Dynamically Mitigating Data Discrepancy with Balanced Focal Loss for Replay Attack Detection

Authors: Yongqiang Dou, Haocheng Yang, Maolin Yang, Yanyan Xu, Dengfeng Ke

Published: 2020-06-25 17:06:47+00:00

Comment: The 25th International Conference on Pattern Recognition (ICPR2020)

AI Summary

This paper proposes D3M, a novel method for replay attack detection that addresses data discrepancy by introducing a balanced focal loss function. This loss dynamically scales sample contributions during training, prioritizing indistinguishable samples.

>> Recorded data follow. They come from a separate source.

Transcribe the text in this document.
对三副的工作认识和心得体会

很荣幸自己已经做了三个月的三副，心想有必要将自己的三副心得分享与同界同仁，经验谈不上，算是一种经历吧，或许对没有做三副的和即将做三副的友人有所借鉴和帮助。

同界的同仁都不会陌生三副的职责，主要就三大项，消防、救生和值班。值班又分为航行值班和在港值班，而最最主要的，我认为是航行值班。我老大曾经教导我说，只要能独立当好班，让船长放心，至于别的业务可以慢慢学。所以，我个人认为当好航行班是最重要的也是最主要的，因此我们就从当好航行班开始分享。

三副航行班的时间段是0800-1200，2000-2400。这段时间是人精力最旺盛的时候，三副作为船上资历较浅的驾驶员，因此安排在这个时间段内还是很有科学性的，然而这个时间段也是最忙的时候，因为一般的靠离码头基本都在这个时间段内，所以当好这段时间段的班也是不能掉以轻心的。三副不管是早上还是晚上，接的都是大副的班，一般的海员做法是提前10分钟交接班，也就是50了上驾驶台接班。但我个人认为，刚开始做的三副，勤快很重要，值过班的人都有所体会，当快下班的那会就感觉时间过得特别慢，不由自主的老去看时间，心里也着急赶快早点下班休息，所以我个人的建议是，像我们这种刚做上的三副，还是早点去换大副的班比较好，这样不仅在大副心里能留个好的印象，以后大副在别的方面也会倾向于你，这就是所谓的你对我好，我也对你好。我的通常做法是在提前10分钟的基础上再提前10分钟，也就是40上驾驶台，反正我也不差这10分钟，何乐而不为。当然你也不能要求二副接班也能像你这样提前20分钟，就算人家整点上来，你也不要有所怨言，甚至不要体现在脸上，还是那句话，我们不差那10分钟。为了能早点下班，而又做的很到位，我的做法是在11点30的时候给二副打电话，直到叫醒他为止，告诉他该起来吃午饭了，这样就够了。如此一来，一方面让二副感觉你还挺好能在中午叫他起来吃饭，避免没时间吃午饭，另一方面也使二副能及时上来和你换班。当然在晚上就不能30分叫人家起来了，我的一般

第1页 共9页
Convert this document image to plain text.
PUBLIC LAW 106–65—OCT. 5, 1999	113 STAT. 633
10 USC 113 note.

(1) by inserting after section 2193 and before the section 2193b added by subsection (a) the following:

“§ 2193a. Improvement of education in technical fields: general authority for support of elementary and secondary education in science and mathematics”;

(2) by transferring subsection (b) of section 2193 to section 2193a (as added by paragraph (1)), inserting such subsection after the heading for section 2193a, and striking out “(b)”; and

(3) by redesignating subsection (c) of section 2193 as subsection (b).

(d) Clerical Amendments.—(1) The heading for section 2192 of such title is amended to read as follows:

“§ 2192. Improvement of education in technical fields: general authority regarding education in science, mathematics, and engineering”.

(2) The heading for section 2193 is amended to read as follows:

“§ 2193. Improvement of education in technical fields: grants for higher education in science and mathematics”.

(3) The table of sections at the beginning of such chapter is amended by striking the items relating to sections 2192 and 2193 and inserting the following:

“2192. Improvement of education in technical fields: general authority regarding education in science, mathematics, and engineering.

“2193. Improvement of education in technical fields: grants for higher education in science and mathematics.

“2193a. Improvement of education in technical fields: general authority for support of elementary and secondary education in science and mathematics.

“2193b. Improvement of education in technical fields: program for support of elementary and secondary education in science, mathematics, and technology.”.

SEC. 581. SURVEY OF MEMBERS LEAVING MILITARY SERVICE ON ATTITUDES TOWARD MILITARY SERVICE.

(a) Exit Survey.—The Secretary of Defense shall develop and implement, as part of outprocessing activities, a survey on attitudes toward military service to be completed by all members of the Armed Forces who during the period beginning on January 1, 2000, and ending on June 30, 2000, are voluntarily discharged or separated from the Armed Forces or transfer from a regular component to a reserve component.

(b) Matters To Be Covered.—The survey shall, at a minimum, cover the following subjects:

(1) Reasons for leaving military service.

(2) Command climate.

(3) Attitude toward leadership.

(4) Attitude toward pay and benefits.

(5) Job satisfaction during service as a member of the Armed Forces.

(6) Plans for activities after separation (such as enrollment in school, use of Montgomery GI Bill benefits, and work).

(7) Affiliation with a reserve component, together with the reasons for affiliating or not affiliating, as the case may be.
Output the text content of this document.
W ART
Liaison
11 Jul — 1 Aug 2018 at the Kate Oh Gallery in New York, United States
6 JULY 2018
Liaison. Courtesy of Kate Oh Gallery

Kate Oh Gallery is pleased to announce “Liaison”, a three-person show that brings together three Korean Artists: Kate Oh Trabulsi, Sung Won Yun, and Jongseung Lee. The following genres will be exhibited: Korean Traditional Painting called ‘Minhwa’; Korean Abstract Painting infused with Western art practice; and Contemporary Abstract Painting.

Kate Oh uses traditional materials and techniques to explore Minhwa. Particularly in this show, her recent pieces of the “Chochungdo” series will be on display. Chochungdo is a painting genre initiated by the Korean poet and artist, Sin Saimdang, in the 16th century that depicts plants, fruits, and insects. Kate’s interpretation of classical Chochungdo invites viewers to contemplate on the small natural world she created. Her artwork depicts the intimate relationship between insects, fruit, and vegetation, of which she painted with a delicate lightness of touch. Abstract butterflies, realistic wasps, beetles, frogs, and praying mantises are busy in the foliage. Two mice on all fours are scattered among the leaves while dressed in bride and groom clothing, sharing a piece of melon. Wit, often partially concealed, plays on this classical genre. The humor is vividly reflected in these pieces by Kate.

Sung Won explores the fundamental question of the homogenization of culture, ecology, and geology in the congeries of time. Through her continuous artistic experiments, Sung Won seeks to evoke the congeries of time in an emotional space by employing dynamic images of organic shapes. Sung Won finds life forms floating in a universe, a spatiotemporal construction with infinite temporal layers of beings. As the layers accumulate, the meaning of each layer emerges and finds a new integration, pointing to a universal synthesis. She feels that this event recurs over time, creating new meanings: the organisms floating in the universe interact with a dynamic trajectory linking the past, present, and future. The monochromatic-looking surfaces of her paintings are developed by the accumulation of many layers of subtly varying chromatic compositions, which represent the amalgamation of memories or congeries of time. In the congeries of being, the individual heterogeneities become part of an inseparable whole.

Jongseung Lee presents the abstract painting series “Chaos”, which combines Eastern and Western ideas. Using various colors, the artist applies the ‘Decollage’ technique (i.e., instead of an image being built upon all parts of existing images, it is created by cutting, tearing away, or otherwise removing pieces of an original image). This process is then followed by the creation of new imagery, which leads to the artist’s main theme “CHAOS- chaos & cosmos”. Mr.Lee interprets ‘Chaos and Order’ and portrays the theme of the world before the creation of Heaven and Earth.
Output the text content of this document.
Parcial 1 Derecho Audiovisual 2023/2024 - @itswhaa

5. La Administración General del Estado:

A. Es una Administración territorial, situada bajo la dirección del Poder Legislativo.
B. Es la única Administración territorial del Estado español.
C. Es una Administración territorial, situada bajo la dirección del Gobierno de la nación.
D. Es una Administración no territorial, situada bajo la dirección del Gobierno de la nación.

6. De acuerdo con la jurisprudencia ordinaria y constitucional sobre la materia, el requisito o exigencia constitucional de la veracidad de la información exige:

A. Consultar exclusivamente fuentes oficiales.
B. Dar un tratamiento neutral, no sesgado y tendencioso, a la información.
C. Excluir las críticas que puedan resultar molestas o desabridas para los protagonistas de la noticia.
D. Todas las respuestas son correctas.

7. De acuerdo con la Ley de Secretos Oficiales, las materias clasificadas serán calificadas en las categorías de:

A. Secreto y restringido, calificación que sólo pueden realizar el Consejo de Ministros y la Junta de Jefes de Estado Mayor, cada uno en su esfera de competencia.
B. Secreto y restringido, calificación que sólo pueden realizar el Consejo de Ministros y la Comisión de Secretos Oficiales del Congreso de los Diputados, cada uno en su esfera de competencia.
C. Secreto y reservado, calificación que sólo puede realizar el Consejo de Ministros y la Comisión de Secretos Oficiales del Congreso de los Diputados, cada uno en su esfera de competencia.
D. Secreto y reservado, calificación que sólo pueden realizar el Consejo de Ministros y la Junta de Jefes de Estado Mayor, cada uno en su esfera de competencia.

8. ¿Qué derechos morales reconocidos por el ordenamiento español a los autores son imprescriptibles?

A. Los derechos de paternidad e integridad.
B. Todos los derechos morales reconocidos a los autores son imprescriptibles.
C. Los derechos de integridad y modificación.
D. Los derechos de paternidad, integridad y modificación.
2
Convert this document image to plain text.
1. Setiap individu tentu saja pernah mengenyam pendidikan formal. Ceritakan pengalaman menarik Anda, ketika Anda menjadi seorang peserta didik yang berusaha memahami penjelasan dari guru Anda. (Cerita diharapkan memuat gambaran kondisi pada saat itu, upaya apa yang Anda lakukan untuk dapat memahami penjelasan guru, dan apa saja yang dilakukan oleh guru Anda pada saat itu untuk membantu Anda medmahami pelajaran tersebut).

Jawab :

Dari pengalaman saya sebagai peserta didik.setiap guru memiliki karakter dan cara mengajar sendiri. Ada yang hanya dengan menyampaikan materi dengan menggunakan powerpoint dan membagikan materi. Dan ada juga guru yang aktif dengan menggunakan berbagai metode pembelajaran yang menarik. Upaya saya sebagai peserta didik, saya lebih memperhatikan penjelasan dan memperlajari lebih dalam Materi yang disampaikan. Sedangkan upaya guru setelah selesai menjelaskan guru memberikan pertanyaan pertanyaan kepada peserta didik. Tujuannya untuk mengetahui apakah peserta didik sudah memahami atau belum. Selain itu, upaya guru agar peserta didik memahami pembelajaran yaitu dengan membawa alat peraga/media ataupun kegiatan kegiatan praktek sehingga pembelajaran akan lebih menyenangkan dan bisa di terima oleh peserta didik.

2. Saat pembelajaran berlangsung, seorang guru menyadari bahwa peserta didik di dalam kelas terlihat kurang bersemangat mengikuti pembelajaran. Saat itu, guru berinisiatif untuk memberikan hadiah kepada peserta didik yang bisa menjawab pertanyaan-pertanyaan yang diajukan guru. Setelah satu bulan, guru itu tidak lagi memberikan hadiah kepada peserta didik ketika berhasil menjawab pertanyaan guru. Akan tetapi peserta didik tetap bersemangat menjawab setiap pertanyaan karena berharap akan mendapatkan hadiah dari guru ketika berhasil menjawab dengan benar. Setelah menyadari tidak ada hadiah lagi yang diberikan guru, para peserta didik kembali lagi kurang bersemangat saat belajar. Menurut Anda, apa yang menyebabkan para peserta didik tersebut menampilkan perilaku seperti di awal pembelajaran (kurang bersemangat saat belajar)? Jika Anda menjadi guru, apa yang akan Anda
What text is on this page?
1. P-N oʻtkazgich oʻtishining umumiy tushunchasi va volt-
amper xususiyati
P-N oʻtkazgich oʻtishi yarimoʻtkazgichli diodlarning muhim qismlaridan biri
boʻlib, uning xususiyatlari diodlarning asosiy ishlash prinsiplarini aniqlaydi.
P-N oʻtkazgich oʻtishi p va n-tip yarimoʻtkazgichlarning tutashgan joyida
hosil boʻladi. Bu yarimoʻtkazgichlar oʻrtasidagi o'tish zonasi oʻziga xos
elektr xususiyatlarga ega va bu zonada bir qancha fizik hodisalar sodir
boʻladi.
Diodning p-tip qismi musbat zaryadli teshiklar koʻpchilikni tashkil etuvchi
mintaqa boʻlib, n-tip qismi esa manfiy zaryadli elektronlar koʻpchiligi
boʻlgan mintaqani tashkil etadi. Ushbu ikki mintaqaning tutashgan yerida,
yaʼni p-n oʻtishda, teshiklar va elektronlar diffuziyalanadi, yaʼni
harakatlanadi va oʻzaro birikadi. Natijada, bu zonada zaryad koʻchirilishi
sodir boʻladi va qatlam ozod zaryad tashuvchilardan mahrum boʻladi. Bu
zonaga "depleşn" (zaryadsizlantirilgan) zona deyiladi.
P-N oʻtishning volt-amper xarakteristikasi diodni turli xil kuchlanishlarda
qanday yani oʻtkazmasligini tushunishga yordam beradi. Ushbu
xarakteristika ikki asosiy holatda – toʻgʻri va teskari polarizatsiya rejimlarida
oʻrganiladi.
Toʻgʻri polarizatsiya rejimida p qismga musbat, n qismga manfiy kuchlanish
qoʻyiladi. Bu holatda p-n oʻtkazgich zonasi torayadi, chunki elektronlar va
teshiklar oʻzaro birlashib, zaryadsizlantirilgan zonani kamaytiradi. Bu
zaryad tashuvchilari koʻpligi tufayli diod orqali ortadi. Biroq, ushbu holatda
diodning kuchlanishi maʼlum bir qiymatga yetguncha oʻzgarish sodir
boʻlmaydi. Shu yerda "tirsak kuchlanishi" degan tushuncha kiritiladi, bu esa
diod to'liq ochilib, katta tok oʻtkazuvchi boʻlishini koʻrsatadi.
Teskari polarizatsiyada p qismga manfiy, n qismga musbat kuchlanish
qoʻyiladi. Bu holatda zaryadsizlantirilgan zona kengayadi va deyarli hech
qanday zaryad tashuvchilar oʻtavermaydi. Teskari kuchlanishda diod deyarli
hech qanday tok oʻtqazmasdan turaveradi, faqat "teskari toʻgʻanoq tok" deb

The approach also integrates a fusion of complementary magnitude-based (STFT-gram, CQT-gram) and phase-based (MGD-gram) features, demonstrating superior performance on the ASVspoof2019 dataset.

Abstract

It becomes urgent to design effective anti-spoofing algorithms for vulnerable automatic speaker verification systems due to the advancement of high-quality playback devices. Current studies mainly treat anti-spoofing as a binary classification problem between bonafide and spoofed utterances, while lack of indistinguishable samples makes it difficult to train a robust spoofing detector. In this paper, we argue that for anti-spoofing, it needs more attention for indistinguishable samples over easily-classified ones in the modeling process, to make correct discrimination a top priority. Therefore, to mitigate the data discrepancy between training and inference, we propose D3M, to leverage a balanced focal loss function as the training objective to dynamically scale the loss based on the traits of the sample itself. Besides, in the experiments, we select three kinds of features that contain both magnitude-based and phase-based information to form complementary and informative features. Experimental results on the ASVspoof2019 dataset demonstrate the superiority of the proposed methods by comparison between our systems and top-performing ones. Systems trained with the balanced focal loss perform significantly better than conventional cross-entropy loss. With complementary features, our fusion system with only three kinds of features outperforms other systems containing five or more complex single models by 22.5% for min-tDCF and 7% for EER, achieving a min-tDCF and an EER of 0.0124 and 0.55% respectively. Furthermore, we present and discuss the evaluation results on real replay data apart from the simulated ASVspoof2019 data, indicating that research for anti-spoofing still has a long way to go. Source code, analysis data, and other details are publicly available at https://github.com/asvspoof/D3M.


Key findings
Systems trained with the balanced focal loss significantly outperform those using conventional cross-entropy loss. The proposed fusion system, leveraging three complementary features, achieves state-of-the-art performance on the ASVspoof2019 evaluation set with a min-tDCF of 0.0124 and an EER of 0.55%, surpassing more complex top-performing systems. However, deep learning-based methods exhibited unexpected performance degradation on the real-world Real-PA dataset compared to simulated data and conventional GMMs.
Approach
The approach, D3M, mitigates data discrepancy in replay attack detection by using a balanced focal loss function. This loss dynamically re-weights samples during training, focusing more on hard-to-classify, indistinguishable samples. The system utilizes a ResNet-based end-to-end model, taking as input a fusion of three complementary features: Modified Group Delay (MGD) gram, Short-Time Fourier Transform (STFT) gram, and Constant Q Transform (CQT) gram.
Datasets
ASVspoof2019 (PA train set, PA dev set, PA eval set), Real-PA dataset
Model(s)
ResNet
Author countries
China